While the `pandas.Index` is not constrained to being unique or sorted, it is very useful to know the state of its contents as these will trigger various fastpaths in indexing operations. For the above index objects, we can see that pandas is aware that its contents are not unique but are monotonically increasing.

```print(
f'{idx1.is_monotonic_increasing = }',
f'{idx1.is_monotonic_decreasing = }',
f'{idx1.is_unique               = }',
sep='\n',
)
```
```idx1.is_monotonic_increasing = True
idx1.is_monotonic_decreasing = False
idx1.is_unique               = False
```

## Application#

With the discussion out of the way, let’s apply some of what we’ve seen. Taking a sample DataFrame with temperature/precipitation measurements for each day, let’s try to find out what days we are missing from our DataFrame.

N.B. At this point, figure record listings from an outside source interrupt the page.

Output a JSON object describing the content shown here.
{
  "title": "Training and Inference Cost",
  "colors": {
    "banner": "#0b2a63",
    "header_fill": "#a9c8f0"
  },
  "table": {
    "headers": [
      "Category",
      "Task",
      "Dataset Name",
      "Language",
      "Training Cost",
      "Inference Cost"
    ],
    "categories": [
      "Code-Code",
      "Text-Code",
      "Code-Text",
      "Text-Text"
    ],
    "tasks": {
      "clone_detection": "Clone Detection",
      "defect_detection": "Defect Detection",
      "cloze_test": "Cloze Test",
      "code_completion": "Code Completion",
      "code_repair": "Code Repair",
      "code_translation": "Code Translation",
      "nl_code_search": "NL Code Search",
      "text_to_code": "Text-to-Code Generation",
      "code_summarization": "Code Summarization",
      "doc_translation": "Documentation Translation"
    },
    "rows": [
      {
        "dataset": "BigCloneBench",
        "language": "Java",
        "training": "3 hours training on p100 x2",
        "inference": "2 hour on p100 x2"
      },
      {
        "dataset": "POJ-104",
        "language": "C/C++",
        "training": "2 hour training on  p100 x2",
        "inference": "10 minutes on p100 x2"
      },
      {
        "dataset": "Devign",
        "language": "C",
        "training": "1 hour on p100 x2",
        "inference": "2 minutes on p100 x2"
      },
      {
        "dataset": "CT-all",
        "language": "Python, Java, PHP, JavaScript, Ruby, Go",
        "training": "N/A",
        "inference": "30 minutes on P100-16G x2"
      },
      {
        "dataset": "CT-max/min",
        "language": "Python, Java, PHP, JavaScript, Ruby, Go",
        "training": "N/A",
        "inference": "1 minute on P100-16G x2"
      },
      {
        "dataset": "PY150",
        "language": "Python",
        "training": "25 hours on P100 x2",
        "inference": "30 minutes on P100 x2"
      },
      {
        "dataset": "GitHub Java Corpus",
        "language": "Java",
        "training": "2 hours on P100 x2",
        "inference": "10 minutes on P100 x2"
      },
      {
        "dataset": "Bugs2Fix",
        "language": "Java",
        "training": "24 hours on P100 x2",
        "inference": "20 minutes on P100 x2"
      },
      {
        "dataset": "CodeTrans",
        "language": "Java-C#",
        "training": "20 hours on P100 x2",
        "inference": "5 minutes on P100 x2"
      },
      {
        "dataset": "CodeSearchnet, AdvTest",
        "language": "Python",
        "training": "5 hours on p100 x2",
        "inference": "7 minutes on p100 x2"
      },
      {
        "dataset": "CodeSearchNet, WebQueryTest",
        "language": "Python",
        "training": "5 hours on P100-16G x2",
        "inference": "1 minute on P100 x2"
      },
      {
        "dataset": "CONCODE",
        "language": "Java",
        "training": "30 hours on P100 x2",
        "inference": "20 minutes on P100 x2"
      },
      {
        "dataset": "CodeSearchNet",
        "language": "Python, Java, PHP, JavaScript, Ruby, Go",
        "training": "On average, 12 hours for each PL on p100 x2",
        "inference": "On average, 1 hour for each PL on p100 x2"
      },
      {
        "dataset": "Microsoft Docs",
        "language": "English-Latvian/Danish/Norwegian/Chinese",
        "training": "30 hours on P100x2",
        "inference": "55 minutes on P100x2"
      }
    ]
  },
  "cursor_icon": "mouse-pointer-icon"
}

```from pandas import Series, date_range
from numpy.random import default_rng

rng = default_rng(0)
all_dates = date_range('2000-01-01', '2000-12-31', freq='D', name='date')

df = (
DataFrame(
index=all_dates,
data={
'temperature': rng.normal(60, scale=5, size=len(all_dates)),
'precip': rng.uniform(0, 3, size=len(all_dates)),
}
)
.sample(frac=.99, random_state=rng) # sample 99% of our dataset
.sort_index()
)

```
```---------------------------------------------------------------------------
NameError                                 Traceback (most recent call last)
Input In [8], in <cell line: 8>()
4 rng = default_rng(0)
5 all_dates = date_range('2000-01-01', '2000-12-31', freq='D', name='date')
7 df = (
----> 8     DataFrame(
9         index=all_dates,
10         data={
11             'temperature': rng.normal(60, scale=5, size=len(all_dates)),
12             'precip': rng.uniform(0, 3, size=len(all_dates)),
13         }
14     )
15     .sample(frac=.99, random_state=rng) # sample 99% of our dataset
16     .sort_index()
17 )

NameError: name 'DataFrame' is not defined
```

What days are missing?

① Ignoring the `.index`

While we could use array operations, I wanted to demonstrate a common SQL-oriented approach. Let’s perform a join operation to calculate our set operations (the parallels between different join types and set operations are intentional here).

```(
df.reset_index()
.merge(
all_dates.to_frame(index=False), on='date', indicator=True, how='outer'
)
.query('_merge == "right_only"')
['date']
)
```

The above approach is standard when one chooses to “ignore the index.” Note that we are doing both a `.reset_index` and a `.to_frame` on our constituent tables. This is a sign of “wrestling” with pandas instead of working with it.

② Leveraging the `.index`

```all_dates.difference(df.index)
```

It just that simple.

## Wrap-Up#

There we have it: key comparisons between the `Index` in pandas and Python’s built-in, `set`.